I’m working on a project where I need to map FX node names to their corresponding ONNX node names, particularly after exporting an FX GraphModule
to ONNX. The naive approach I’ve been using involves iterating through node types and maintaining a counter to track node names, as shown in the pseudo-code below:
def get_onnx_to_fx_node_name_mapping(graph_module):
counters = defaultdict(int)
def guess_onnx_node_name(fx_node):
onnx_node_name = FX_TO_ONNX_NODE_TYPE_MAPPING.get(str(fx_node.target))
count = counters[onnx_node_name]
counters[onnx_node_name] += 1
return onnx_node_name if count == 0 else f'{onnx_node_name}_{count}'
return {
guess_onnx_node_name(fx_node): fx_node.name
for fx_node in graph_module.graph.nodes
}
However, certain FX nodes like GELU
are decomposed into multiple nodes during ONNX conversion. This decomposition results in inaccurate mappings, particularly for nodes like Add
that cannot be correctly mapped with this straightforward solution.
Additionally, other FX nodes like aten.linear
may convert to either Gemm
or Matmul
in ONNX, depending on conditions that are currently unclear to me.
Here’s an example using a simple model that illustrates the issue:
import torch
from torch import nn
class Net(nn.Module):
def __init__(self):
super(Net, self).__init__()
self.conv1 = nn.Conv2d(3, 3, 3, 1)
self.conv2 = nn.Conv2d(3, 3, 3, 1)
self.gelu = nn.GELU()
def forward(self, x):
y1 = self.gelu(self.conv1(x))
y2 = self.gelu(self.conv2(x))
return y1 + y2
model = Net().eval()
example_inputs = (torch.randn(1, 3, 32, 32),)
gm = torch._export.capture_pre_autograd_graph(model, example_inputs)
gm.graph.print_tabular()
# Ignore train to enable export onnx
def train(self, *args, **kwargs):
return self
gm.train = train.__get__(gm)
torch.onnx.export(gm, example_inputs, 'conv_gelu.onnx', opset_version=17)

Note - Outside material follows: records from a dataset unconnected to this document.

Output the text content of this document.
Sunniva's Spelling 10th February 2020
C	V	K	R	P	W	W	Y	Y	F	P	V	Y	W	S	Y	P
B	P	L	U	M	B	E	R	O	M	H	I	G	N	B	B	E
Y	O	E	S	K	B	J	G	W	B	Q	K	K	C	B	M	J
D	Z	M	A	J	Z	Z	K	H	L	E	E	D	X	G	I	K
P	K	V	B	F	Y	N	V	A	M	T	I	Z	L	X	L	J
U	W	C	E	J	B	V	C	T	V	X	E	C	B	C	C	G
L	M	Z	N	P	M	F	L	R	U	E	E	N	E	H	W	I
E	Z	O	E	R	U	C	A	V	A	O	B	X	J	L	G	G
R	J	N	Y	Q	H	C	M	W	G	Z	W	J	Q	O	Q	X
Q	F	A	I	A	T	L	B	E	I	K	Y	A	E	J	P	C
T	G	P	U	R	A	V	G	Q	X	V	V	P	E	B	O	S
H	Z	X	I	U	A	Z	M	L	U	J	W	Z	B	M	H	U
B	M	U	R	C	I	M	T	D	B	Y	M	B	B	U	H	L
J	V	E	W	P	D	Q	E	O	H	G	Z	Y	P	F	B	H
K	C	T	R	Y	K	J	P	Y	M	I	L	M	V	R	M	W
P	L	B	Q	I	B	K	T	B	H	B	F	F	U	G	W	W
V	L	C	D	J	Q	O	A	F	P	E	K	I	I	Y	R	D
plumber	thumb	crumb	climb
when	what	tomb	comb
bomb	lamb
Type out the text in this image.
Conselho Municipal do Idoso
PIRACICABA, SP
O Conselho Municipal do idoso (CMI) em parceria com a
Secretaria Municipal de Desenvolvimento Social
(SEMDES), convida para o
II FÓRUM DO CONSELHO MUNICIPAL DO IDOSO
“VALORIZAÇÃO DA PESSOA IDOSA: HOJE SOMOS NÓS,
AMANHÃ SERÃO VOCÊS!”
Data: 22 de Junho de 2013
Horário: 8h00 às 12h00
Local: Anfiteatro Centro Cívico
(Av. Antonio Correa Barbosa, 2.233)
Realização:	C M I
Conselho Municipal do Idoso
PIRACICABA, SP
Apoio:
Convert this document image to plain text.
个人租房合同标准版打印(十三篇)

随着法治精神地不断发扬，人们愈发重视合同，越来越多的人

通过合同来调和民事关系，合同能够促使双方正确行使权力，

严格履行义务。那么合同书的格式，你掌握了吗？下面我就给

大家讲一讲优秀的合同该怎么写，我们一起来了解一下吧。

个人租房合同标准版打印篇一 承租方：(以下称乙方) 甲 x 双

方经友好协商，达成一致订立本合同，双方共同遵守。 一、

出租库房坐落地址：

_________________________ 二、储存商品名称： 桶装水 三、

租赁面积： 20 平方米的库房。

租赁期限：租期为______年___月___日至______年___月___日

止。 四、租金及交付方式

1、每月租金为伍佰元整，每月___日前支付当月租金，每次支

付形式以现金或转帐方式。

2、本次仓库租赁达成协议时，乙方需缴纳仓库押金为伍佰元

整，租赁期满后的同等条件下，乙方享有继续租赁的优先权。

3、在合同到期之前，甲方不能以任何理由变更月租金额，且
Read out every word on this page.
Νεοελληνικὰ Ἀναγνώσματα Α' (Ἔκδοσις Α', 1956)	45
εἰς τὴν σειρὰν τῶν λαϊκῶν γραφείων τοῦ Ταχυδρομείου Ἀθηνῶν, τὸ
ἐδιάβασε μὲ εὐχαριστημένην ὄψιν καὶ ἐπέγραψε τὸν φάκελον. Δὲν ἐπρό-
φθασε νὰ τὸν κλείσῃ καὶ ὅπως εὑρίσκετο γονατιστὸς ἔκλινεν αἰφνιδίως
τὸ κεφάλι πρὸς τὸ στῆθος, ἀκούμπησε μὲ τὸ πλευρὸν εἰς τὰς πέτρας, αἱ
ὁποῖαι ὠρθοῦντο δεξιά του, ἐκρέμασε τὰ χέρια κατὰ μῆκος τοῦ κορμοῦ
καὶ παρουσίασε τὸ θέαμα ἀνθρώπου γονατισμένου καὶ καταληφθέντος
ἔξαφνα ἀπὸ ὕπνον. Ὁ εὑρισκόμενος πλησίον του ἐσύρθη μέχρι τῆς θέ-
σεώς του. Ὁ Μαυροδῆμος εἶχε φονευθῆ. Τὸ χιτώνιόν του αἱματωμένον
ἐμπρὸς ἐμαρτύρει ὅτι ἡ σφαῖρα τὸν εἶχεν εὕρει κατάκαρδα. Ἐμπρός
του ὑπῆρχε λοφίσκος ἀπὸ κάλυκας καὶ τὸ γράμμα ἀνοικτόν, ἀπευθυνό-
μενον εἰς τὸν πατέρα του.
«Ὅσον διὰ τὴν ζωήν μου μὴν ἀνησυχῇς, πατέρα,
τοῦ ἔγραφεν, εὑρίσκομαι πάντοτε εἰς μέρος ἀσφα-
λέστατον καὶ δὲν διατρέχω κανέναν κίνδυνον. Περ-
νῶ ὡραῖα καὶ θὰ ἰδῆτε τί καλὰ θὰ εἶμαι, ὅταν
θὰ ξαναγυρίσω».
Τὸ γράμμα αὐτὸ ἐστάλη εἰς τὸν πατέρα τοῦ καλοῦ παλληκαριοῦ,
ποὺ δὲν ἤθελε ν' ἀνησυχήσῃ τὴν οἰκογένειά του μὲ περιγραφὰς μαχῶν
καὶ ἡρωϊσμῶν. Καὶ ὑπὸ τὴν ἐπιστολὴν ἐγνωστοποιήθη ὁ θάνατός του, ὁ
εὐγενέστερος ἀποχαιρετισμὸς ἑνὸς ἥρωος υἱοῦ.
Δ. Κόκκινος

The FX tabular output for this model is as follows:
opcode name target args kwargs
------------- ---------------- ------------------- ------------------------------------------ --------
placeholder arg0 arg0 () {}
get_attr _param_constant0 _param_constant0 () {}
get_attr _param_constant1 _param_constant1 () {}
call_function conv2d_default aten.conv2d.default (arg0, _param_constant0, _param_constant1) {}
call_function gelu_default aten.gelu.default (conv2d_default,) {}
get_attr _param_constant2 _param_constant2 () {}
get_attr _param_constant3 _param_constant3 () {}
call_function conv2d_default_1 aten.conv2d.default (arg0, _param_constant2, _param_constant3) {}
call_function gelu_default_1 aten.gelu.default (conv2d_default_1,) {}
call_function add_tensor aten.add.Tensor (gelu_default, gelu_default_1) {}
output output output ([add_tensor],)
And the corresponding ONNX graph shows that the last Add
node is named Add_2
instead of Add
, due to the decomposition of GELU
into additional nodes. So I get a wrong mapping from add_tensor
to Add
.
I am seeking advice on how to enhance the robustness of this mapping process. Is there an established method for accurately mapping FX node names to ONNX node names, especially in cases where nodes are decomposed or have conditional mappings?